Cornerstones Opens Food Hub

Other nonprofits can supplement their resources.

    Source: Capital Area Food Bank Survey 2023 Hunger Report, Insights on Food Insecurity in the Greater Washington Region

A challenge existed for Cornerstones: wasted food, tons of it destroyed in the communities the nonprofit organization served, yet people were going home and going to sleep at night hungry. 

Staff and supporters of Cornerstones, like Bob Van Hoecke, signature partner, looked at adopting a different perspective.

“It’s not a supply problem, it’s a logistics problem,” Van Hoecke said. “We have more than enough food to feed everybody. We need to get that food into the mouths that need it,” he said.

Supporters and staff at Cornerstones, a nonprofit organization headquartered in Reston, cut the red ribbon to ceremonially mark the start of operations of its FREE from Hunger Center on Monday Nov. 20. The center's 10,000-square-foot warehouse area in Sterling serves as a distribution location for its food hub. To be clear, the center is not a "food pantry."

Partners of Cornerstones may utilize the hub as a resource center to supplement their current food supply and pantry operations. The hub is a fully-equipped warehouse with loading platforms that are easily accessible and ample cooled and uncooled spaces.

“A lot of small pantries don’t have the space to store their donations. What we are talking about here, in my mind, is transformative. We have the ability to evolve how we're going to deal with this problem,” Van Hoecke said. He compared the Free from Hunger Center to the scope and organization of an Amazon warehouse. FREE from Hunger Center is closing the gap between locally wasted food and local food insecurity by redistributing excess food daily.

The Capital Area Food Bank Survey 2023 Hunger Report estimates that 24 percent of the population residing in Fairfax County is experiencing food insecurity. “Food insecurity disproportionately impacts people of color, households with children, and those with lower educational attainment and incomes.” [Source: Capital Food Bank Hunger Report 2023]

Larry Schwartz serves as chair of the Cornerstones Food Hub Task Force. According to Schwartz, the center provides Cornerstones with the physical capacity to expand their food programs in ways they were previously unable to, and it is also an opportunity to simultaneously reduce food waste, food insecurity, and carbon emissions.

“About 40 percent of food produced, processed, and transported in the U.S. is wasted and ends up in our landfills,” according to Rescue Leftover Cuisine, nonprofit food rescue organization operating across the United States. 

Marking the milestone, speakers at the event included Kerrie Wilson, Cornerstones CEO. “This is not about interrupting existing supply rescue chains; it’s about figuring out how to be smarter ... How can we change the picture by empowering and resourcing other partners who can get food to people in need? That’s what we want to do and stand behind,” Wilson said.

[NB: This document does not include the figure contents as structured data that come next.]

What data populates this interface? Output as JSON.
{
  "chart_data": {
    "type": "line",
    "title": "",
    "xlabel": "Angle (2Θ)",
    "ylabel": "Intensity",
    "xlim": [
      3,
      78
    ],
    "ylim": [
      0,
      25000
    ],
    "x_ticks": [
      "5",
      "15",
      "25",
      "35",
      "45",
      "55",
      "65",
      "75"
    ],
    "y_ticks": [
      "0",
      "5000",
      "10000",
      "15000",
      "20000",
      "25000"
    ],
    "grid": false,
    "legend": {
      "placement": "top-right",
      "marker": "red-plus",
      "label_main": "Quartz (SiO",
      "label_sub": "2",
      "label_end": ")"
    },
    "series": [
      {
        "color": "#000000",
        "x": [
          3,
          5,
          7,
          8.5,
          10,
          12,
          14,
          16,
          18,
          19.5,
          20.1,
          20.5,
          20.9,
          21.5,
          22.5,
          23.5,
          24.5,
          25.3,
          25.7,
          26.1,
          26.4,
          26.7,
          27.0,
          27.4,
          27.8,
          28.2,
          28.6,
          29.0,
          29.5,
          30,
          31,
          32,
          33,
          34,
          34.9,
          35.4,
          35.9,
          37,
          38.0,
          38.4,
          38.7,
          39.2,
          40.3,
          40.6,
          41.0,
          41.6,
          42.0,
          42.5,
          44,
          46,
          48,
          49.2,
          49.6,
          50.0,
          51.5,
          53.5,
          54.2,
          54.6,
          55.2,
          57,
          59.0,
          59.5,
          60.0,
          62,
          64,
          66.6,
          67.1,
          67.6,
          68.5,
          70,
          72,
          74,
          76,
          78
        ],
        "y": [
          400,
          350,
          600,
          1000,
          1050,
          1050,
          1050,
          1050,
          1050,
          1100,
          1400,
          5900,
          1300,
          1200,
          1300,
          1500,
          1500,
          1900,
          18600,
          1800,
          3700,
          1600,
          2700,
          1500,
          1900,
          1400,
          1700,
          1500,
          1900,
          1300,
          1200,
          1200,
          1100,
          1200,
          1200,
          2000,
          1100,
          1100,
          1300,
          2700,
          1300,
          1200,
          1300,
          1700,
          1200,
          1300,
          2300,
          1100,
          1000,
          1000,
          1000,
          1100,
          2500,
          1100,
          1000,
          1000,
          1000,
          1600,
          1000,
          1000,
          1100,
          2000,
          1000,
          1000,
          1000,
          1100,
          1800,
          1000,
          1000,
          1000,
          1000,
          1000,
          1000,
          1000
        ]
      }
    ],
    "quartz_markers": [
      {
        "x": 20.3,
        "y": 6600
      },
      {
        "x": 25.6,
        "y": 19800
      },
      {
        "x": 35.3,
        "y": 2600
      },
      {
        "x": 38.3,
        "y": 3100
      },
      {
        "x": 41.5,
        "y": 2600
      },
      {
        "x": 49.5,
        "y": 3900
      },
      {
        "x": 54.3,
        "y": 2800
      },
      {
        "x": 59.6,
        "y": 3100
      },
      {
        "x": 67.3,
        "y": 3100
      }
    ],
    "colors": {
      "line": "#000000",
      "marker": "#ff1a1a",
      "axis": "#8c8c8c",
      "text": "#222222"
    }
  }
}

According to the Capital Food Bank 2023 Study, even among households making $120,000 — the median for a household in the region — food insecurity is affecting one in five families and slightly more than three in five families whose household income is about $55,700 and under. Yet, “employment rates are essentially equal between food insecure and food secure individuals: 76 percent of people facing food insecurity were employed, compared to 73 percent of those who did not experience food insecurity ... High rates of employment suggest that the types of jobs that food insecure individuals have are simply not enabling them to make ends meet.”

“We’re excited to be a part of something that is set up to empower other organizations in their mission to feed the hungry,” said Brody Buhler, who serves as stake president for the Oakton area for The Church of Jesus Christ of Latter-day Saints. “It is astounding that in this population that is so affluent, we are surrounded by people who need food. Cornerstones is helping to fill an urgent need, and it is a remarkable opportunity to be a part of that."

Wilson said they are thrilled with the Sterling location, given that it is well positioned between Fairfax and Loudoun counties. It allows food pantry partners in both counties to easily use the space and work together to find solutions to end hunger in the region. She described how finding the right location for the FREE from Hunger Food Center was a long process.

"We had to find a place that was big enough, provided loading docks, and that could accommodate modifications for the installation of cooling units, as well as enough space in the front of the building for collaboration and community rooms for use by the Dulles Corridor region’s nonprofit community,” Wilson said.

Recognizing all the members of local government, houses of worship, and chambers of commerce in attendance, Sen. Jennifer Boysko, who represents parts of Fairfax and Loudoun, said, “This is the way we work in Northern Virginia — which is collaborative and making sure we’re taking care of one another …. We’re proud that Cornerstones has been a cornerstone of our community.”